[英]How to bypass or catch the error of socket.timeout when checking if a website is working or not?
I have been developing a program which checks whether the website is working or not. 我一直在开发一个程序来检查网站是否正常工作。 I am fetching URLs from the excel sheet and then pasting results as True & false in the same excel sheet but for some URLs, I am getting socket.timeout error and the code isn't working after that. 我从Excel工作表中获取URL,然后在同一个Excel工作表中将结果粘贴为True和false但是对于某些URL,我收到socket.timeout错误,之后代码无效。 Here is the code: 这是代码:
import http.client as httpc
from urllib.parse import urlparse
import pandas as pd
import xlwings as xw
import smtplib
from xlsxwriter import Workbook
import socket
x=[]
df = pd.read_excel (r'xyz.xlsx')
df1=pd.DataFrame(df,columns=['URL'])
print(df1)
url_list=df["URL"].tolist()
print(url_list)
for i in url_list:
def checkUrl(i):
if 'http' not in i:
i= 'https://'+i
p = urlparse(i)
conn = httpc.HTTPConnection(p.netloc,timeout=4)

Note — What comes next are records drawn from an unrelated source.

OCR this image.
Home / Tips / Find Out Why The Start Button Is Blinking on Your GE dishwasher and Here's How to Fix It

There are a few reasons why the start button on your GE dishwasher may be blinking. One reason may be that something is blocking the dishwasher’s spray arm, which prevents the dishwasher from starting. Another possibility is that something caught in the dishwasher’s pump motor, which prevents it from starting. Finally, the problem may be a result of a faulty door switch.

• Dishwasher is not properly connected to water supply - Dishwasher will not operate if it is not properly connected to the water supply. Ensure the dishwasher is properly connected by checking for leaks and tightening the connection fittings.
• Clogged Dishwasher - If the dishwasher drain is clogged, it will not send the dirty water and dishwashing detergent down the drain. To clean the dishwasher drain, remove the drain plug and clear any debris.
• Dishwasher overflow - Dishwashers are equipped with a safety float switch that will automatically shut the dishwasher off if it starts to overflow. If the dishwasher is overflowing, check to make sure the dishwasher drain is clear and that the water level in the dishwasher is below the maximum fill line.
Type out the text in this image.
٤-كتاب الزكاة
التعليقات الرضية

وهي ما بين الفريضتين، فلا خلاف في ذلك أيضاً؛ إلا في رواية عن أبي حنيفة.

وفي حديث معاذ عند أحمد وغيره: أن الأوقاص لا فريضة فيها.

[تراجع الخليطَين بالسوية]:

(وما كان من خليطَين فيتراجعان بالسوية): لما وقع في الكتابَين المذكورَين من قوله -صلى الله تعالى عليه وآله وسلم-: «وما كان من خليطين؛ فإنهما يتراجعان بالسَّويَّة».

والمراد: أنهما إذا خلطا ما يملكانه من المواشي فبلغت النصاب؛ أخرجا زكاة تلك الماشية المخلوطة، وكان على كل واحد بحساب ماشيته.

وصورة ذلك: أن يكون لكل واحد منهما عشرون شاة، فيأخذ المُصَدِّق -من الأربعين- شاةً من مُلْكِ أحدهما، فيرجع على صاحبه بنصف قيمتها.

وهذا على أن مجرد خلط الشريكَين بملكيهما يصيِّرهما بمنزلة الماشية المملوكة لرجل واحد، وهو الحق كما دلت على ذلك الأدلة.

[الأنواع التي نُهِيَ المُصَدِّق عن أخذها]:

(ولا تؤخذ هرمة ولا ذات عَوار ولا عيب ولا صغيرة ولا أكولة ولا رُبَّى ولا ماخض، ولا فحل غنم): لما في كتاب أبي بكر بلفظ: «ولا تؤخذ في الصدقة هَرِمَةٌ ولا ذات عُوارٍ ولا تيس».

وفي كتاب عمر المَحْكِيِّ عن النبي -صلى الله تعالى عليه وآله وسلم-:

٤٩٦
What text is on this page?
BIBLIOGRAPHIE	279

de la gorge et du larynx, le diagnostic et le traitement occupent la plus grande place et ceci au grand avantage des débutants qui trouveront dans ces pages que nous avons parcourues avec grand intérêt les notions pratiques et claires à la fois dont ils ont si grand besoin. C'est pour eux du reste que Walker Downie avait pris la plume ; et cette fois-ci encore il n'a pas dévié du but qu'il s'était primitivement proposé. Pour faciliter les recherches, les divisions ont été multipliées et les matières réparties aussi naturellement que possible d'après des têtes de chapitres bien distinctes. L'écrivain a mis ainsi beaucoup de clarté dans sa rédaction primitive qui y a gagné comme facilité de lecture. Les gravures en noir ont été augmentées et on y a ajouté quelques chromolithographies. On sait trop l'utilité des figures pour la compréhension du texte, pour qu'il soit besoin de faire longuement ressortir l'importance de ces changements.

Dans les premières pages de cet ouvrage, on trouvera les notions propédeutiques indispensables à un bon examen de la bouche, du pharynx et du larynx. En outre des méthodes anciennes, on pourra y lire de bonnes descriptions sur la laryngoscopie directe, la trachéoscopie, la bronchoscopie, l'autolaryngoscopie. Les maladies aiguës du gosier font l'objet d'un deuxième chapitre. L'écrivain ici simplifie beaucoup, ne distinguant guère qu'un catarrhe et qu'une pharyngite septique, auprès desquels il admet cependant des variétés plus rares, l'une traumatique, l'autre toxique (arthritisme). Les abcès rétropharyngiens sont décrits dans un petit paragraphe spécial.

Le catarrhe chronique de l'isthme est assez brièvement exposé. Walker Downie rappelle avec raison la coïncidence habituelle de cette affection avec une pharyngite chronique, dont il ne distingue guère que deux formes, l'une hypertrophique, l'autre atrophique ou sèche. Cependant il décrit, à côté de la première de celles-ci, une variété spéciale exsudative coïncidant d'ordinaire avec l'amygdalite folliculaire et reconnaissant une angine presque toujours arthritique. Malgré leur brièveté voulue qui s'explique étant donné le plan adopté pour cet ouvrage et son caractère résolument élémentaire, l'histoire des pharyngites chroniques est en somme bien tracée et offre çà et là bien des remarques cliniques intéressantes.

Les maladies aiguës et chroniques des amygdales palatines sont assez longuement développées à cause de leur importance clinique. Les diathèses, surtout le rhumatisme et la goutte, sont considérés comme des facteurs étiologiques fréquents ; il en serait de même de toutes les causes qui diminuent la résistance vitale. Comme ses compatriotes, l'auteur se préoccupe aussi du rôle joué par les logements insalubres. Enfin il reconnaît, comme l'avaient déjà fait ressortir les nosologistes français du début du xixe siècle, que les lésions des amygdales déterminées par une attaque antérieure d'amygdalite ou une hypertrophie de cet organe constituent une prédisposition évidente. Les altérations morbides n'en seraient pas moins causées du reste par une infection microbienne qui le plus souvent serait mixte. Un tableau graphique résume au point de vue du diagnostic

conn.request('HEAD', p.path)
try:
resp = conn.getresponse()
return resp.status<400
except requests.exceptions.RequestException:
return False
print(checkUrl(i))
x.append(checkUrl(i))
workbook = Workbook('abc.xlsx')
Report_Sheet = workbook.add_worksheet()
Report_Sheet.write(0, 1, 'Value')
Report_Sheet.write_column(1, 1, x)
workbook.close()
There are many problems in this code. 这段代码有很多问题。
try:
你执行try:
的请求try:
requests.exceptions.RequestException
can cannot be thrown by your code except子句期望您的代码不能抛出requests.exceptions.RequestException
As you are not using the requests library, but the low level http.client
, you should only expect errors from the socket library, which are all subclasses of OSError 由于您没有使用请求库,而是低级别的http.client
,您应该只期待来自套接字库的错误,这些错误都是OSError的子类
Your code could become (beware: untested): 您的代码可能会变成(小心:未经测试):
def checkUrl(i):
if 'http' not in i:
i= 'https://'+i
p = urlparse(i)
if (p.scheme == 'http'):
conn = httpc.HTTPConnection(p.netloc,timeout=4)
else:
conn = httpc.HTTPSConnection(p.netloc,timeout=4)
try:
conn.request('HEAD', p.path)
resp = conn.getresponse()
return resp.status<400
except OSError:
return False
In my experience this error happens when an IP address resolves to a valid hostname, but the server is no longer configured to work with that hostname. 根据我的经验,当IP地址解析为有效主机名时会发生此错误,但服务器不再配置为使用该主机名。 This results in the server ignoring your attempts at trying to connect to it. 这会导致服务器忽略您尝试连接到它的尝试。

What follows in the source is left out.